I Hear Therefore I Change My Technique

Having once heard the dialogue between different instrumental resonance as a structural fact in the works of Schumann, Brahms, et al, I knew I would have to change my technique so that others would hear it as well.

The first time I did so was in the Schumann G minor Piano Quartet, the one in which the cello has to tune the C string down to B-flat during one movement so as to resonate together with the piano's black keys. Cellists do not enjoy this as they are used to hearing all of their strings resonate sympathetically with that lowest fullness.  Changing it to a B-flat means that they cede that resonance to the other sound, the piano, and specifically to the piano's black keys--the closest the piano gets to the fullness of the open strings of stringed instruments.
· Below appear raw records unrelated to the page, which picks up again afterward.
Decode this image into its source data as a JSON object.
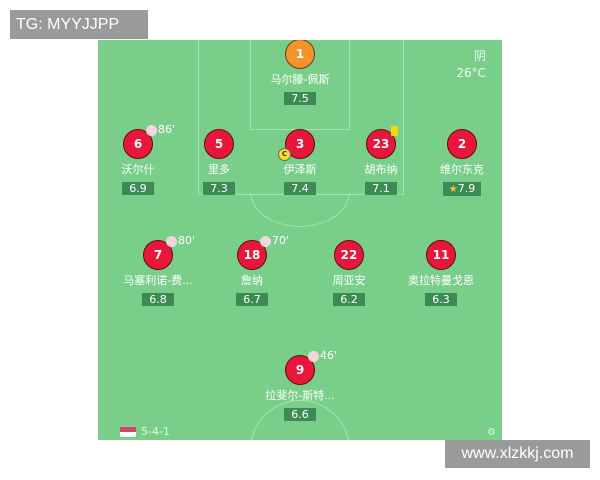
{
  "watermarks": {
    "top": "TG: MYYJJPP",
    "bottom": "www.xlzkkj.com"
  },
  "weather": {
    "condition": "阴",
    "temperature": "26°C"
  },
  "formation": "5-4-1",
  "colors": {
    "pitch": "#79cf89",
    "player": "#e8163a",
    "goalkeeper": "#f5922a",
    "rating_bg": "#3d8a55"
  },
  "players": [
    {
      "number": "1",
      "name": "马尔滕-佩斯",
      "rating": "7.5",
      "gk": true
    },
    {
      "number": "6",
      "name": "沃尔什",
      "rating": "6.9",
      "sub": "86'"
    },
    {
      "number": "5",
      "name": "里多",
      "rating": "7.3"
    },
    {
      "number": "3",
      "name": "伊泽斯",
      "rating": "7.4",
      "captain": "C"
    },
    {
      "number": "23",
      "name": "胡布纳",
      "rating": "7.1",
      "yellow_card": true
    },
    {
      "number": "2",
      "name": "维尔东克",
      "rating": "7.9",
      "star": true
    },
    {
      "number": "7",
      "name": "马塞利诺-费...",
      "rating": "6.8",
      "sub": "80'"
    },
    {
      "number": "18",
      "name": "詹纳",
      "rating": "6.7",
      "sub": "70'"
    },
    {
      "number": "22",
      "name": "周亚安",
      "rating": "6.2"
    },
    {
      "number": "11",
      "name": "奥拉特曼戈恩",
      "rating": "6.3"
    },
    {
      "number": "9",
      "name": "拉斐尔-斯特...",
      "rating": "6.6",
      "sub": "46'"
    }
  ]
}
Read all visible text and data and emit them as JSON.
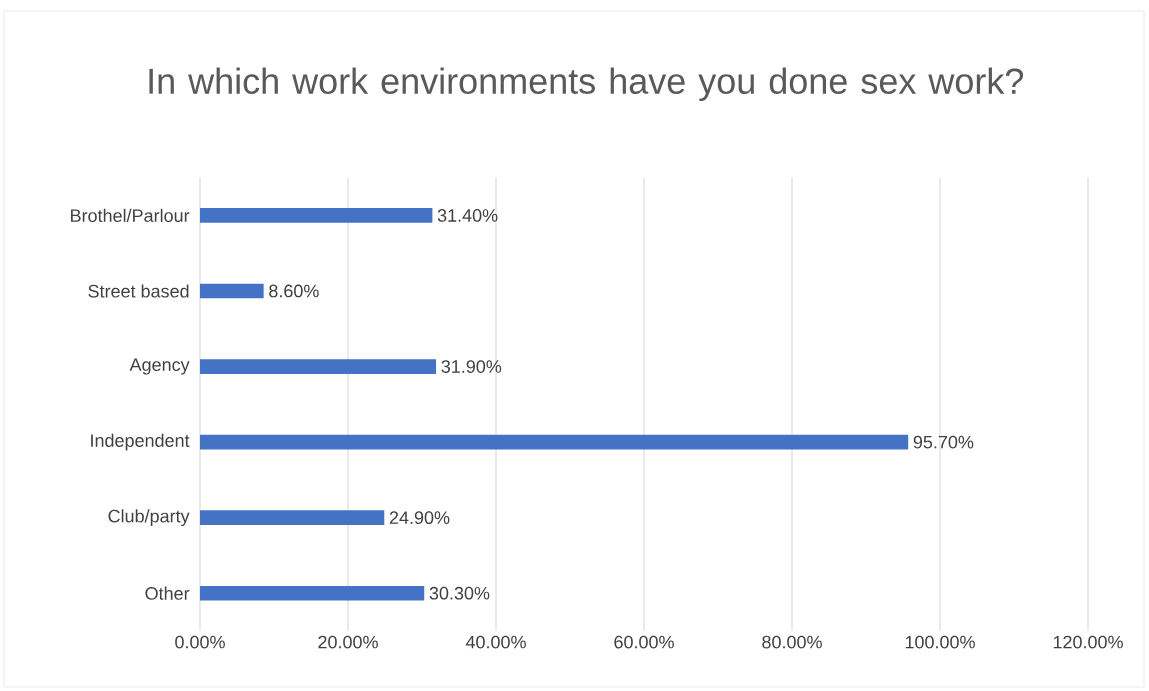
{
  "chart_data": {
    "type": "bar",
    "orientation": "horizontal",
    "title": "In which work environments have you done sex work?",
    "categories": [
      "Brothel/Parlour",
      "Street based",
      "Agency",
      "Independent",
      "Club/party",
      "Other"
    ],
    "values": [
      31.4,
      8.6,
      31.9,
      95.7,
      24.9,
      30.3
    ],
    "value_labels": [
      "31.40%",
      "8.60%",
      "31.90%",
      "95.70%",
      "24.90%",
      "30.30%"
    ],
    "color": "#4472c4",
    "xlim": [
      0,
      120
    ],
    "xticks": [
      {
        "value": 0,
        "label": "0.00%"
      },
      {
        "value": 20,
        "label": "20.00%"
      },
      {
        "value": 40,
        "label": "40.00%"
      },
      {
        "value": 60,
        "label": "60.00%"
      },
      {
        "value": 80,
        "label": "80.00%"
      },
      {
        "value": 100,
        "label": "100.00%"
      },
      {
        "value": 120,
        "label": "120.00%"
      }
    ],
    "grid": "x"
  }
}
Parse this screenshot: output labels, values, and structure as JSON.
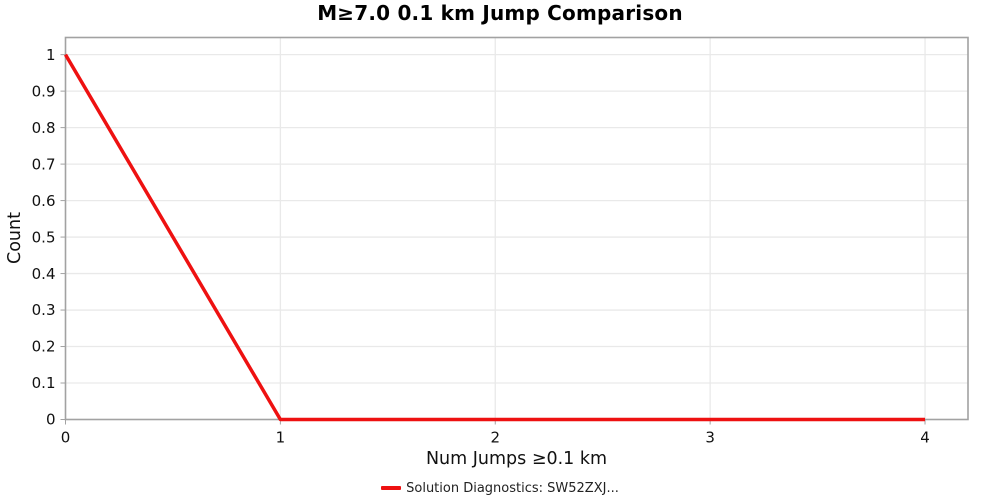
{
  "page": {
    "background": "#ffffff"
  },
  "chart_data": {
    "type": "line",
    "title": "M≥7.0 0.1 km Jump Comparison",
    "xlabel": "Num Jumps ≥0.1 km",
    "ylabel": "Count",
    "xlim": [
      0,
      4.2
    ],
    "ylim": [
      0,
      1.047
    ],
    "grid": true,
    "legend_position": "bottom-center",
    "x_ticks": [
      {
        "value": 0,
        "label": "0"
      },
      {
        "value": 1,
        "label": "1"
      },
      {
        "value": 2,
        "label": "2"
      },
      {
        "value": 3,
        "label": "3"
      },
      {
        "value": 4,
        "label": "4"
      }
    ],
    "y_ticks": [
      {
        "value": 0,
        "label": "0"
      },
      {
        "value": 0.1,
        "label": "0.1"
      },
      {
        "value": 0.2,
        "label": "0.2"
      },
      {
        "value": 0.3,
        "label": "0.3"
      },
      {
        "value": 0.4,
        "label": "0.4"
      },
      {
        "value": 0.5,
        "label": "0.5"
      },
      {
        "value": 0.6,
        "label": "0.6"
      },
      {
        "value": 0.7,
        "label": "0.7"
      },
      {
        "value": 0.8,
        "label": "0.8"
      },
      {
        "value": 0.9,
        "label": "0.9"
      },
      {
        "value": 1,
        "label": "1"
      }
    ],
    "series": [
      {
        "name": "Solution Diagnostics: SW52ZXJ...",
        "color": "#ee1111",
        "line_width": 3.5,
        "x": [
          0,
          1,
          2,
          3,
          4
        ],
        "y": [
          1,
          0,
          0,
          0,
          0
        ]
      }
    ],
    "colors": {
      "axis_line": "#a2a2a2",
      "gridline": "#e9e9e9",
      "tick_text": "#111111",
      "title_text": "#000000",
      "legend_text": "#222222"
    }
  }
}
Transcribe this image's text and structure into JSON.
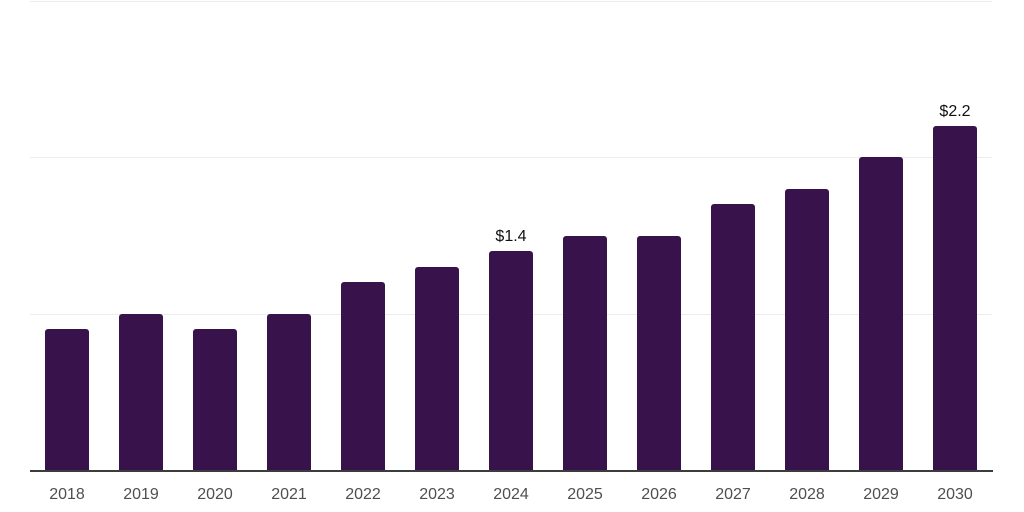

Then there is the strange passge in all flats.  String players cannot find the sound of all those flats, so foreign are flats to the resonance of their instruments.  I found that if I play that passage with complete finger legato, no breaks, and NO PEDAL, the resulting clarity of piano resonance draws unto itself all of the string sound, unifying and rebounding it back into the string cases, thus creating an aura of oneness that is unique in the repertoire.

A guest violist with whom we played that piece when I was still playing chamber music on a regular basis, said that he had performed that piece hundreds of times in his career but never until then experienced that passage as meaningful.